The European Union (EU) parliament will also demand explanations and assurances from Facebook. Nevertheless, it’s the EU and the other G20 countries, like Australia, which will have the more financially loaded questions.
Analysts might look to this moment—in retrospect—as the “black swan” or tail risk event that caused the FANG or tech bubble to burst. Of course, no tech bubble can survive in isolation. It follows that a major stock market crash would follow. But let’s focus on the FANG companies.
No More Tax-Free Club for the FANG Companies
Given that most social media companies—except for a handful of Chinese ones—in the G20 are American and are listed on Wall Street, the other G20 countries have little to lose. They may even use the occasion to break up the big social outlets like Facebook into more manageable pieces. Even so, the G20 will work harder to impose a new tax regime on Facebook and the other big multinational firms like Amazon and Netflix.

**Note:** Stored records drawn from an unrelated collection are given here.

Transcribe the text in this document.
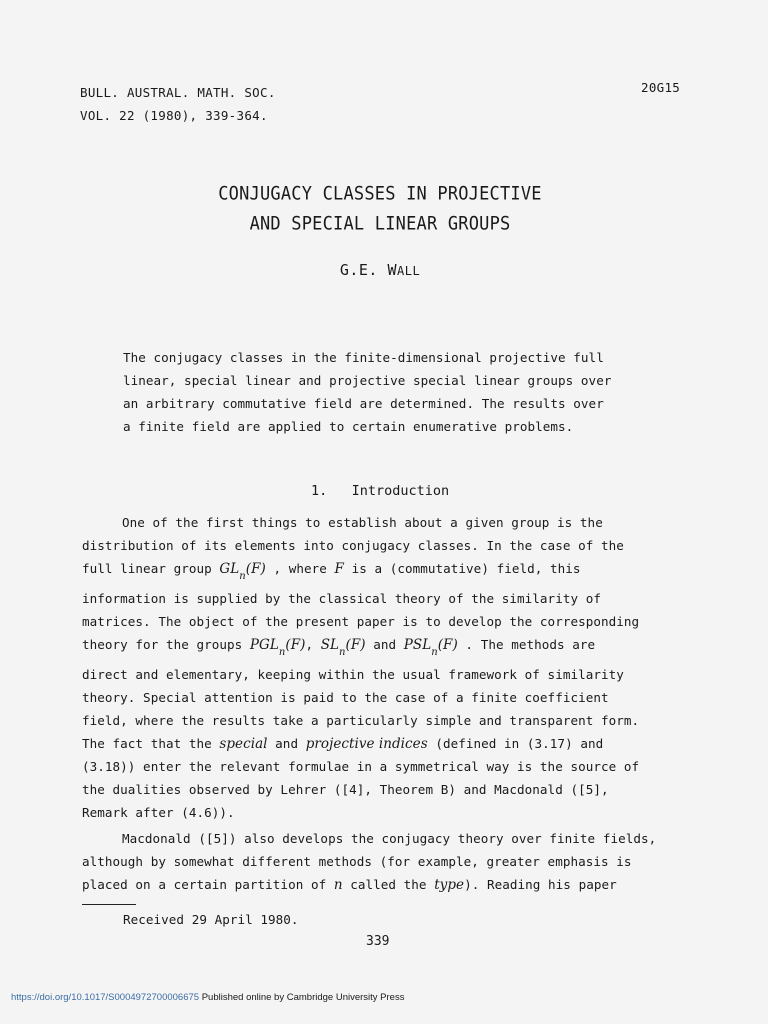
BULL. AUSTRAL. MATH. SOC.
VOL. 22 (1980), 339-364.
20G15
CONJUGACY CLASSES IN PROJECTIVE
AND SPECIAL LINEAR GROUPS
G.E. WALL
The conjugacy classes in the finite-dimensional projective full
linear, special linear and projective special linear groups over
an arbitrary commutative field are determined. The results over
a finite field are applied to certain enumerative problems.
1. Introduction
One of the first things to establish about a given group is the
distribution of its elements into conjugacy classes. In the case of the
full linear group $GL_n(F)$ , where F is a (commutative) field, this
information is supplied by the classical theory of the similarity of
matrices. The object of the present paper is to develop the corresponding
theory for the groups $PGL_n(F)$, $SL_n(F)$ and $PSL_n(F)$ . The methods are
direct and elementary, keeping within the usual framework of similarity
theory. Special attention is paid to the case of a finite coefficient
field, where the results take a particularly simple and transparent form.
The fact that the special and projective indices (defined in (3.17) and
(3.18)) enter the relevant formulae in a symmetrical way is the source of
the dualities observed by Lehrer ([4], Theorem B) and Macdonald ([5],
Remark after (4.6)).
Macdonald ([5]) also develops the conjugacy theory over finite fields,
although by somewhat different methods (for example, greater emphasis is
placed on a certain partition of n called the type). Reading his paper
Received 29 April 1980.
339
https://doi.org/10.1017/S0004972700006675 Published online by Cambridge University Press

They will not secure results right away. But, especially in the face of Trump’s new international tariff game, they will insist that the FANG and other “new economy” companies can no longer remain exempt—for all intents—from taxation. The G20 is out to break the tax-free club. The first steps could come early enough. They could include a tax on gross sales, depending on where users reside. (Source: ZDNet, op cit.)
As common sense as that appears, such a tax—not to mention what could come later—contrasts sharply with the United States. Congress and Silicon Valley, Republican and Democrat, will shout that they cannot be expected to pay taxes that inhibit the tech sector from growing. As a reminder of the stakes, the FANG sector has seen some remarkable stock developments since the start of 2018. Netflix has gained some 65% and Amazon has risen 32%. Facebook is merely the first to meet an obstacle.
Facebook has remained a target for bears as allegations that Russian operators have reached out to American voters with ads and fake news persist. The Senate and House Commissions have gotten involved, launching inquiries. But Zuckerberg has managed to stay away. How long will he be able to stay away? The sight of Zuckerberg testifying before Congress could be the trigger for a massive FANG sell-off and the burst of the tech bubble. Be vigilant.